How To Make Your Checklist
Now that you know what to bring, wear and which boots to use; you can now prepare your checklist. Begin your checklist by including the 10 essentials needed above. You can type it up and print it out so that you can put check marks on the different items you need as you put them inside your day pack.
Some people will not want to bring some of the essential items like insulation or emergency shelter especially when the weather is sunny and clear. However, we strongly suggest that you consider bringing all 10 to be prepared because as many seasoned outdoorsmen know, many unexpected things can happen in the wild.
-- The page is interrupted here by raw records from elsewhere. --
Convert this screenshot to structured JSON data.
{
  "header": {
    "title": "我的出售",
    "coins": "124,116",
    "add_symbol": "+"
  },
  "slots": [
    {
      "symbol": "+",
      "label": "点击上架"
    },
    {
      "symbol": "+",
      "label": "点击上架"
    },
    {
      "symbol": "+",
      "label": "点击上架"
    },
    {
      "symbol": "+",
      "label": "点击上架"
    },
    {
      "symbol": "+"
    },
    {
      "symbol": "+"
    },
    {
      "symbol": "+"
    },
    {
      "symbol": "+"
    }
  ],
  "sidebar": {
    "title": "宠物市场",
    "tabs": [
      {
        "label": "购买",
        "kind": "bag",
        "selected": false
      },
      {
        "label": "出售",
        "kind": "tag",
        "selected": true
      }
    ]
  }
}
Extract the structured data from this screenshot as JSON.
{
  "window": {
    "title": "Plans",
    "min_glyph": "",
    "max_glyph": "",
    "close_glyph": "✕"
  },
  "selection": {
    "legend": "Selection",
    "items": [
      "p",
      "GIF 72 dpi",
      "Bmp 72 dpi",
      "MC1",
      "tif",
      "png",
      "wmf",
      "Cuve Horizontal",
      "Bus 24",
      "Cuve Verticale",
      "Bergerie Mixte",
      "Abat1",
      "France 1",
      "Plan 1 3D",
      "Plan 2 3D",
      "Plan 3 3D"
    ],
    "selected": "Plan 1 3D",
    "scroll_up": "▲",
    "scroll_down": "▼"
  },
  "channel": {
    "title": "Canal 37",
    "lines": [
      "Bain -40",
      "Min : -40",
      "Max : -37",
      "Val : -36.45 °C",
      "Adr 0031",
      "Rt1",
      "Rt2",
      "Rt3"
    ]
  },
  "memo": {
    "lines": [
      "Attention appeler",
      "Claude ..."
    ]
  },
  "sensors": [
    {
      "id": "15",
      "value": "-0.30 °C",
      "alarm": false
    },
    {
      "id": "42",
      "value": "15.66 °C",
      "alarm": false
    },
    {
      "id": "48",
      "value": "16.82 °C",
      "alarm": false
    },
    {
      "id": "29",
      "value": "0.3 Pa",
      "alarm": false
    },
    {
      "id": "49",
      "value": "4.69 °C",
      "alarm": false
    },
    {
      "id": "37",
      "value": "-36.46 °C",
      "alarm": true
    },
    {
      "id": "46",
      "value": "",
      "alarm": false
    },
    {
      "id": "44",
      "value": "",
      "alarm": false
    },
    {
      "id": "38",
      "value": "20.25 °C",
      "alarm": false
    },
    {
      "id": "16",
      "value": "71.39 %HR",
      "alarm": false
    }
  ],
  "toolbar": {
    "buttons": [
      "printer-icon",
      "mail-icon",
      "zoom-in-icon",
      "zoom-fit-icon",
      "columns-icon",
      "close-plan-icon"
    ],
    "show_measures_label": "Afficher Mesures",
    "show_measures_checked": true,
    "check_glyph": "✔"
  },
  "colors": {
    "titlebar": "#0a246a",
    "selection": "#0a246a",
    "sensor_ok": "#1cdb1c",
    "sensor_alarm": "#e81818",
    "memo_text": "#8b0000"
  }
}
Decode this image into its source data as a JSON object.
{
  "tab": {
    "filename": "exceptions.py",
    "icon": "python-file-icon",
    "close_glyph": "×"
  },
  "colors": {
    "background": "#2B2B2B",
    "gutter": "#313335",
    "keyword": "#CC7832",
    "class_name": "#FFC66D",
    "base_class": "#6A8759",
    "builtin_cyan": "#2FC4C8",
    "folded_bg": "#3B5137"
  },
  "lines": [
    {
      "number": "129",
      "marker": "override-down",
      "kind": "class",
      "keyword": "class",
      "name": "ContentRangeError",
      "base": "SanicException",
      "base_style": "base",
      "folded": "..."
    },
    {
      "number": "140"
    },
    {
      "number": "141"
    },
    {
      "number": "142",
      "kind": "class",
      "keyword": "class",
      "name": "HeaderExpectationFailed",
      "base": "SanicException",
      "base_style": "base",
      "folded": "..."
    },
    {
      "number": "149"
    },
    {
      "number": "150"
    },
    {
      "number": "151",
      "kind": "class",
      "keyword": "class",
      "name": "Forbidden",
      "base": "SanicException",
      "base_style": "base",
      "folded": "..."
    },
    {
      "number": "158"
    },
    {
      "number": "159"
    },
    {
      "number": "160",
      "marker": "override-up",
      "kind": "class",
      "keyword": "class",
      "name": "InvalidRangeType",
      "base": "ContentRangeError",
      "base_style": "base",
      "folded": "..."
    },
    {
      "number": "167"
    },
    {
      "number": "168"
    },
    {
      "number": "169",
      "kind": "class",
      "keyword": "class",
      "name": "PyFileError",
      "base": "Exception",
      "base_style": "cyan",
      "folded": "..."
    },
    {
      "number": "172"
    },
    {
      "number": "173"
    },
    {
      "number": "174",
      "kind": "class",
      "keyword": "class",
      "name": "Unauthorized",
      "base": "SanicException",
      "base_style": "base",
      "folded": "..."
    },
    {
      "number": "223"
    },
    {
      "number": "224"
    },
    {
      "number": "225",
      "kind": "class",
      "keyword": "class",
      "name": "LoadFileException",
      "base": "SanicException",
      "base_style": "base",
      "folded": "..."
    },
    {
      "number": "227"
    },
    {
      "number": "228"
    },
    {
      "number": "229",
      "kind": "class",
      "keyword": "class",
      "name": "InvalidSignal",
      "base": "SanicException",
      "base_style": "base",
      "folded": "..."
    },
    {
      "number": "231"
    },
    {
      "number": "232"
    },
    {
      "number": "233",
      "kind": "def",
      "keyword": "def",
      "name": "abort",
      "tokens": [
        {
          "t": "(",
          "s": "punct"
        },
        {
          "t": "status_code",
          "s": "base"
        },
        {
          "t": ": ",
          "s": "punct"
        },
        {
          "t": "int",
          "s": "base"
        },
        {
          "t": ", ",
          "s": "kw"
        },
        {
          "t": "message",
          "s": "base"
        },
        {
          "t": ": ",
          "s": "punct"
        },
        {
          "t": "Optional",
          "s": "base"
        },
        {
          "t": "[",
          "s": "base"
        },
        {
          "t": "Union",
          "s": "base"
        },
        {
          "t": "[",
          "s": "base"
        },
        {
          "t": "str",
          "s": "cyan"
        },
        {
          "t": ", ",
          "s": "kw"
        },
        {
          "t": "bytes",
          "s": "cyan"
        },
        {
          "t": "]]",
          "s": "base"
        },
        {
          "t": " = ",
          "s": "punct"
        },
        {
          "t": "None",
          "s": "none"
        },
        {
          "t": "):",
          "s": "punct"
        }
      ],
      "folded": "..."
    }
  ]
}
It is always better to have backups and extras because you are at the mercy of nature when you’re outdoors. You are now ready to include items that are not really necessary but can make your hike more memorable and easier. Consider items like:
- Camera for taking pictures and posting selfies
- Trekking poles for extra support
- Two-way radios for communication or signaling
- Cellphone or satellite phone
- Bug spray to ward off pesky bugs and mosquitoes
- Clothing like soft shell jacket or rain pants
- Extra socks just in case
- Binoculars to enjoy faraway views
- Whistles for emergency and signaling
- Utensils to make eating and cooking easier
- Snacks so you can eat on the go
- Garbage bag so that you don’t leave any manmade footprints behind
- Post hike clothing, snacks and water
This checklist can be personalized and is very comprehensive so that you have access to all basic supplies in cases of emergency during your day hike. Remember that packing smart is always better than packing light.
Aside from following our suggested checklist, you can also ask seasoned outdoorsmen and hikers so that you can draw from their experience and include other useful items for your day hike. Follow this checklist so that you won’t forget anything.